We say that the sample mean, \(\bar{X_n}\), converges in probability to \(\mu\). In other words, as sample size increases, the sample mean will equal the population mean.

This is a profound result: if you have a large sample, you can be almost certain that the sample mean equals the population mean!

Illustration: WLLN in action

Properties of estimators

Definition

A (point) estimator, \(\hat{\theta}\), is any function \(g(X_1, ..., X_n)\) of a sample; that is, any (sample) statistic is a (point) estimator.

Example: suppose you are interested in estimating the average income in France. Denoting \(X\) the random variable of income in France, you are effectively interested in \(\mathbb{E}[X]\). What are the desirable properties of estimators of \(\mathbb{E}[X]\)?

  1. Unbiasedness: an estimator, \(\hat{\theta}\), is unbiased for \(\theta\) if \(\mathbb{E}[\hat{\theta}] = \theta\). The bias of \(\hat{\theta}\) in estimating \(\theta\) is equal to \(B = \mathbb{E}[\hat{\theta}] - \theta\).

\(\rightarrow\) we saw earlier that the sample mean \(\bar{X_n}\) is an unbiased estimator of the population mean.

While unbiasedness is desirable (on average, the estimator equals the true value), it does not guarantee our estimator will usually be close to the true value.

Properties of estimators

Definition

A (point) estimator, \(\hat{\theta}\), is any function \(g(X_1, ..., X_n)\) of a sample; that is, any (sample) statistic is a (point) estimator.

Example: suppose you are interested in estimating the average income in France. Denoting \(X\) the random variable of income in France, you are effectively interested in \(\mathbb{E}[X]\). What are the desirable properties of estimators of \(\mathbb{E}[X]\)?

  1. Consistency: an estimator \(\hat{\theta}\) is consistent for \(\theta\) if \(\hat{\theta}\) converges in probability to \(\theta\).

In words: if we have a large sample, our estimate \(\hat{\theta}\) is very likely close to the true \(\theta\).

\(\rightarrow\) we saw earlier the WLLN states that the sample mean \(\bar{X_n}\) is a consistent estimator of the population mean.

Sample variance and standard deviation: definitions

The sample variance is:

\[ S_n^2 = \frac{1}{n} \sum_{i=1}^{n} (X_i - \bar{X})^2 \]

The sample standard deviation is: \(S_n = \sqrt{S^2}\)

Sample variance properties

Question: Is the sample variance an unbiased estimator of the population variance? (Recall: an estimator \(\hat{\theta}\) is unbiased for \(\theta\) if \(\mathbb{E}[\hat{\theta}] = \theta\).)

Answer: No! Let’s prove it together.

Your turn! #3

Let \(X_1, ..., X_n\) be i.i.d. random variables with a finite expected value \(E[X_i] = \mu\) and \(\mathbb{V}(X_i) = \sigma^2 < \infty\).

  1. Show that \(\mathbb{E}[S_n^2] = \mathbb{E}[X^2] - \mathbb{E}[\bar{X_n}^2]\).

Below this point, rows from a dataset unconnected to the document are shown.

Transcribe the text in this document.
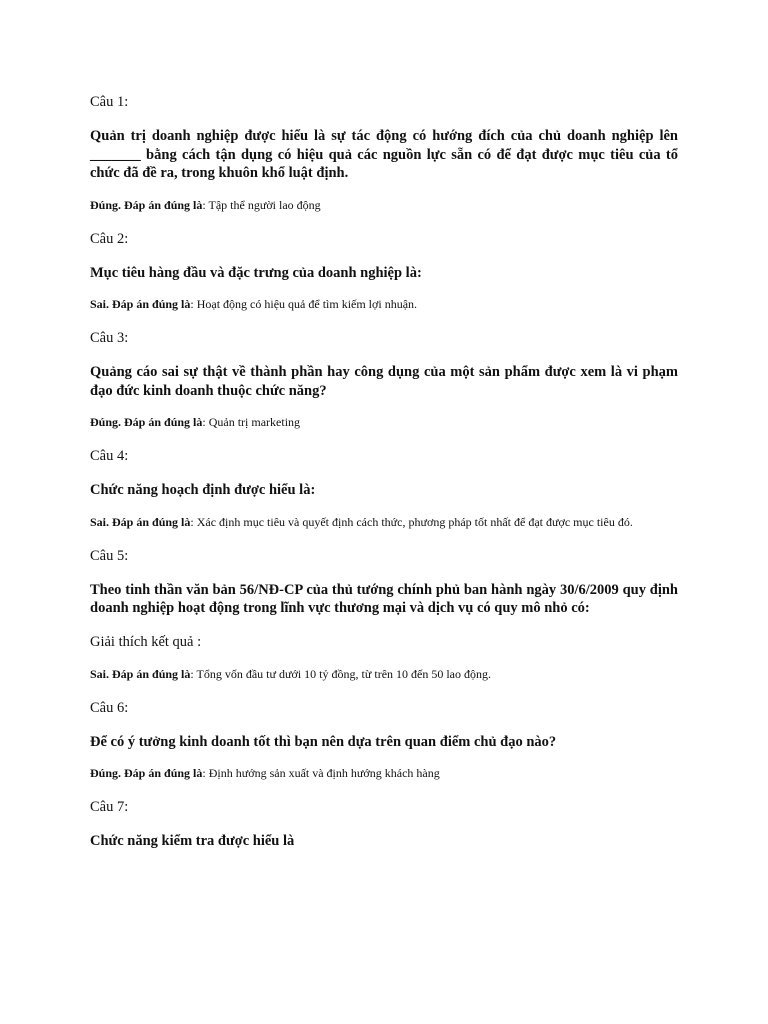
Câu 1:

Quản trị doanh nghiệp được hiểu là sự tác động có hướng đích của chủ doanh nghiệp lên _______ bằng cách tận dụng có hiệu quả các nguồn lực sẵn có để đạt được mục tiêu của tổ chức đã đề ra, trong khuôn khổ luật định.

Đúng. Đáp án đúng là: Tập thể người lao động

Câu 2:

Mục tiêu hàng đầu và đặc trưng của doanh nghiệp là:

Sai. Đáp án đúng là: Hoạt động có hiệu quả để tìm kiếm lợi nhuận.

Câu 3:

Quảng cáo sai sự thật về thành phần hay công dụng của một sản phẩm được xem là vi phạm đạo đức kinh doanh thuộc chức năng?

Đúng. Đáp án đúng là: Quản trị marketing

Câu 4:

Chức năng hoạch định được hiểu là:

Sai. Đáp án đúng là: Xác định mục tiêu và quyết định cách thức, phương pháp tốt nhất để đạt được mục tiêu đó.

Câu 5:

Theo tinh thần văn bản 56/NĐ-CP của thủ tướng chính phủ ban hành ngày 30/6/2009 quy định doanh nghiệp hoạt động trong lĩnh vực thương mại và dịch vụ có quy mô nhỏ có:

Giải thích kết quả :

Sai. Đáp án đúng là: Tổng vốn đầu tư dưới 10 tỷ đồng, từ trên 10 đến 50 lao động.

Câu 6:

Để có ý tưởng kinh doanh tốt thì bạn nên dựa trên quan điểm chủ đạo nào?

Đúng. Đáp án đúng là: Định hướng sản xuất và định hướng khách hàng

Câu 7:

Chức năng kiểm tra được hiểu là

  2. Show that \(\mathbb{E}[X^2] = \sigma^2 + \mu^2\). Hint: recall the formula for the variance using expectations.

  3. Show that \(\mathbb{E}[\bar{X_n}^2] = \frac{\sigma^2}{n} + \mu^2\). Hint: the formula for \(\mathbb{V}(\bar{X_n})\) will be useful.

  4. Combine the above results to show that \(\mathbb{E}[S_n^2] \neq \sigma^2\).

  5. Load this voter data. Use R to compute the variance of Pumpernickel voters: (1) manually (i.e., taking the sum of deviations from the mean), and (2) using the var command. What do you notice?

  6. Read the help sd (it is simpler than var) command’s help file to see if you can understand what’s going on.

Bessel’s correction

The bias problem is solved with Bessel’s correction. Instead of dividing by \(n\), we divide by \((n-1)\):

\[ S_n^2 = \frac{1}{n-1} \sum_{i=1}^n (X_i - \bar{X_n})^2 \]

Now the estimator is unbiased for the population variance:

\[ \boxed{\mathbb{E}[S_n^2] = \sigma^2 \quad} ✓ \]

Note: this unbiased estimator of the sample variance is typically referred to as the sample variance. This is what the R command var (or sd) computes!

Illustration: the biased estimator alone

The red line consistently underestimates the true variance. This is bias!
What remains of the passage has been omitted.